Projects, projects, projects…

This post could just as well have been titled “So much to do, so little time,” or “What should I do with whatever time I have remaining?” No, I’m not facing imminent death (well, as far as I know, anyway), but I am in the phase of life with more years behind me than ahead. One characteristic of this phase that I hadn’t counted on was how little energy I seem to have much of the time. Or maybe I have enough energy and I just lack sufficient focus/motivation/whatever.

In case it hasn’t been clear from other posts here, I retired a few years ago from basically two careers in IT. My first career (26+ years) was (mostly) working with a “Government Think Tank” doing “scientific programming” (that’s the catch-all for “command-line driven apps that read lots of data, crunch it for a while (measured in hours to days), and spit out several to dozens of lines of ‘reduced’ data that some researcher wants to help gain insight into some issue).” My second career (11+ years) was running my own small business providing all types of IT Management and Support to small businesses in my local area. Both were interesting and rewarding, but both are now in the past.

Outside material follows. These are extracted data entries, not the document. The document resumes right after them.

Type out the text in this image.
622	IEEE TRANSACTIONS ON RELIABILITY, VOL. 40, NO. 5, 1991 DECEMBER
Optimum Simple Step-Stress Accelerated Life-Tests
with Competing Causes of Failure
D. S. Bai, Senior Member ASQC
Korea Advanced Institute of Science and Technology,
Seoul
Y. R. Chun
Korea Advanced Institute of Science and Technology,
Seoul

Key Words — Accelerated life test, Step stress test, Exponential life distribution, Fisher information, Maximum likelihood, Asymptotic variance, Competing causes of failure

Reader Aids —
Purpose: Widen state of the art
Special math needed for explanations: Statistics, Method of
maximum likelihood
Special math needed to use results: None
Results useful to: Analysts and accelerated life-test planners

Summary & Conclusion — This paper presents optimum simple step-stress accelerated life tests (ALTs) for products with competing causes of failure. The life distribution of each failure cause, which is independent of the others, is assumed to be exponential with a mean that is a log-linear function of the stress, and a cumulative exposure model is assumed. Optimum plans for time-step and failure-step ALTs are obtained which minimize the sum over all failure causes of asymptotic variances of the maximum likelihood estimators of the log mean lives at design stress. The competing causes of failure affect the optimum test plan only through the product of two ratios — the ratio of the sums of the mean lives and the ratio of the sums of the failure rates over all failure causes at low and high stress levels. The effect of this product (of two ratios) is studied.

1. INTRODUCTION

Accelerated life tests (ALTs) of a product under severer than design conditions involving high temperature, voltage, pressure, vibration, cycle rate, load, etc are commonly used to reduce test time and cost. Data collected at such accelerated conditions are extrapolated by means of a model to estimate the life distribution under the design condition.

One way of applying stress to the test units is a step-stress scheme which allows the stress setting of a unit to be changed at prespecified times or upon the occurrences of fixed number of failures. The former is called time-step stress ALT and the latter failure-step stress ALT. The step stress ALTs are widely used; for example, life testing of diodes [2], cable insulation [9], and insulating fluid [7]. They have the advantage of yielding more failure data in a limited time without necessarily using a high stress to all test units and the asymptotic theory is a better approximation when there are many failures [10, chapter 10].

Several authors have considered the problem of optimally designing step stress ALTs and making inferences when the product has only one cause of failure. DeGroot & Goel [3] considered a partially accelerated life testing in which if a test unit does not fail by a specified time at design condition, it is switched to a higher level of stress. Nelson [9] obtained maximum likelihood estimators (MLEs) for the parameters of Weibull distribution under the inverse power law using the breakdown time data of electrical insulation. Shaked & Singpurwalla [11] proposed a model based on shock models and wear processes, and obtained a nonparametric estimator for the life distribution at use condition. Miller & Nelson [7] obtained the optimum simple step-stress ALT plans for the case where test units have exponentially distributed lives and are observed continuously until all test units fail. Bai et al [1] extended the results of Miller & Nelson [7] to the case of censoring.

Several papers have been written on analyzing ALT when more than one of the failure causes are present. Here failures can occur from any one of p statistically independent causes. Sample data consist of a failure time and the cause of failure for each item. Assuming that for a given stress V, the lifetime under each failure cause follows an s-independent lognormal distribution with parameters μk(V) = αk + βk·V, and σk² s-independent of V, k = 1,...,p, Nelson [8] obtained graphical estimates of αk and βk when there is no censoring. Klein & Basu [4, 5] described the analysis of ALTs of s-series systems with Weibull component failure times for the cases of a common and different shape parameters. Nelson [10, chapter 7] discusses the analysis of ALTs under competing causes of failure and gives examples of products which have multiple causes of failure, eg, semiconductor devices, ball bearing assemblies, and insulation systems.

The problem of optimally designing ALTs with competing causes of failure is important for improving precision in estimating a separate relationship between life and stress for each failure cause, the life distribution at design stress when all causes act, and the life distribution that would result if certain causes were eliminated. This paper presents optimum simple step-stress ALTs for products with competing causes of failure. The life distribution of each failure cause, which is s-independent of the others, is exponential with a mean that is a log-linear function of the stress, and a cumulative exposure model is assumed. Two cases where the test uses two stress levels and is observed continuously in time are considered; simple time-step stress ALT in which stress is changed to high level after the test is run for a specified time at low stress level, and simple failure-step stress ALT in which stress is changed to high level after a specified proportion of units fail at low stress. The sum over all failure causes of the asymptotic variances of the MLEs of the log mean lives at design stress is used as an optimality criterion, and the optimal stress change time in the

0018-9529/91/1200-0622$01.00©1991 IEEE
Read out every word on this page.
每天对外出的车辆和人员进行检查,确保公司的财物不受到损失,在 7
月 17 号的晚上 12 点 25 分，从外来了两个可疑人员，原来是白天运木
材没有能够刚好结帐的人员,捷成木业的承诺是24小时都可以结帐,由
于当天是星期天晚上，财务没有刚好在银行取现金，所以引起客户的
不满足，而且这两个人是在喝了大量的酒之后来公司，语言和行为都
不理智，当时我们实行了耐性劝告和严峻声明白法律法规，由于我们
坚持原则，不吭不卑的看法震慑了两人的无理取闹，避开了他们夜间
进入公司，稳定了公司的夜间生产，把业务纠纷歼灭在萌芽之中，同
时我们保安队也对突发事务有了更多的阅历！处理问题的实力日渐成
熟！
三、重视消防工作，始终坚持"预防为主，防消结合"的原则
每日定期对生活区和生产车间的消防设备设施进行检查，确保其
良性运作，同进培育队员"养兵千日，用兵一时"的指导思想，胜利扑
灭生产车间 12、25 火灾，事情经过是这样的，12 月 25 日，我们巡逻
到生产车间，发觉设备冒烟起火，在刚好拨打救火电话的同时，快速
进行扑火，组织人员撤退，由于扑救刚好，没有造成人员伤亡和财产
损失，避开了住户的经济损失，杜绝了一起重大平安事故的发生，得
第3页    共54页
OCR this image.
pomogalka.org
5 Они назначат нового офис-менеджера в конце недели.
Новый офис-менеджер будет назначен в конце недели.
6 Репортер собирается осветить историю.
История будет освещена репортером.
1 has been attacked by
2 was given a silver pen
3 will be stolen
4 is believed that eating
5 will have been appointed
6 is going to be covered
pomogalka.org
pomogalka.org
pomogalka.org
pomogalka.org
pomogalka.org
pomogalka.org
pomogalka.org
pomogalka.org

Once I retired, I thought “now I can do all the things that I’ve been wanting to do.” And that’s certainly true… it’s just that I had no real concept of just how many things that was. Some of them were obvious: travel (my wife and I have begun an effort to see all of the National Parks), sleep late, spend more time with friends, get a bit more exercise, read more books (for pleasure or interest instead of to keep up with technology), and to sometimes stare off into space doing apparently nothing. I also knew that I’d want to keep as current and as active as possible in IT (what srcCraft.net is all about). And I wanted to start writing more – both blog posts (I currently have a few different “personal interest” type blogs) and some creative writing, loosely in the Speculative Fiction genre.

If you’re thinking that sounds like a full-time job, you’d be right. It’s actually more than a full-time job if each is done with even a modicum of fervor. Travel, friends, exercise, reading, and thinking (aka “staring off into space”) are all parts of life that are (or can be) somewhat elastic and, in some sense, fungible, but are also absolutely necessary. And those necessities leave time for only one passionate focus, which means a difficult choice between all things IT (and the attendant “rabbit holes” and endlessly spawning projects), or total immersion into writing to see if that has a chance of panning out.

So, with wistful thoughts of coding combined with eager anticipation of this new challenge, I will be using my available energy and time writing. My intention is to make a real effort in this regard for at least six months, and perhaps as much as a year, and then re-evaluate further direction at that time.